We need to create a file named coco.names txt file, which contains only one line in my case.

text

Then we can start converting.

python voc2coco.py  --ann_dir ./Annotations/ --ann_ids ./train_ids.txt --labels ./coco.names  --output ./annotations/instances_training.json --ext xml
python voc2coco.py  --ann_dir ./Annotations/ --ann_ids ./test_ids.txt --labels ./coco.names  --output ./annotations/instances_test.json --ext xml

Now we have the coco format annotation file in dataset folder.

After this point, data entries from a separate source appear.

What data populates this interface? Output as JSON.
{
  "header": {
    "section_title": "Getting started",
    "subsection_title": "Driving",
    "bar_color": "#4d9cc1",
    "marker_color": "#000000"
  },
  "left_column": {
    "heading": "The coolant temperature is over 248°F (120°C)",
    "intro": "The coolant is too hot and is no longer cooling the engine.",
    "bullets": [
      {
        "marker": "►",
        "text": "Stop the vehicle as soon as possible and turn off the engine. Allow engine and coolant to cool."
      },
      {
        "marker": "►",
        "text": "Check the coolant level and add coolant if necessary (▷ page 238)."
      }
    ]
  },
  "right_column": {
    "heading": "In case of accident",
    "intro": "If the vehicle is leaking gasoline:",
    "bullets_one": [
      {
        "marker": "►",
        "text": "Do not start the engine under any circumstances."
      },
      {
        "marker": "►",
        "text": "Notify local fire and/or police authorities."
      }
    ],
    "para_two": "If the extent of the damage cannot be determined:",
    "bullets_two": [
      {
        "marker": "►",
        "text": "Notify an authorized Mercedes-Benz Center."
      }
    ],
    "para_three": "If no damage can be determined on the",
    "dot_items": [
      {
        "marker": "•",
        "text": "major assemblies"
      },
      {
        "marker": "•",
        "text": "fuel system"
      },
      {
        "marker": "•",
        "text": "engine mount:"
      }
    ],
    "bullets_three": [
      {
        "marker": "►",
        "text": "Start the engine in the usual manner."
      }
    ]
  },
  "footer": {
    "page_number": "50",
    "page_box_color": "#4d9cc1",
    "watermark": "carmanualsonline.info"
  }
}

We are ready to train.

Create a new script in configs/base/det_datasets/new_dataset.py which can be adopted from configs/base/det_datasets/icdar2015.py and change several path variables. Then create another script from configs/textdet/dbnet/dbnet_r50dcnv2_fpnc_1200e_icdar2015.py, named configs/textdet/dbnet/dbnet_r50dcnv2_fpnc_1200e_new_dataset.py, just change the line for dataset configuration.

_base_ = [
		...
    '../../_base_/det_datasets/new_dataset.py', #'../../_base_/det_datasets/icdar2015.py',
		...
]

Then we are ready to start training with multiple gpus. MMOCR provided a handy shell script to train with multiple gpus, tools/dist_train.sh.

./tools/dist_train.sh configs/textdet/dbnet/dbnet_r50dcnv2_fpnc_1200e_new_dataset.py work_dirs/dbnet_r50dcnv2_fpnc_1200e_new_dataset 8

Done. I use 8 gpus to train my model.

P.S.

I feel MMOCR is easy to configure and very stable. It record training logs automatically. The deployment code is ok to use, though is experimental. I have successfully transformed model to onnx and run with c++ code.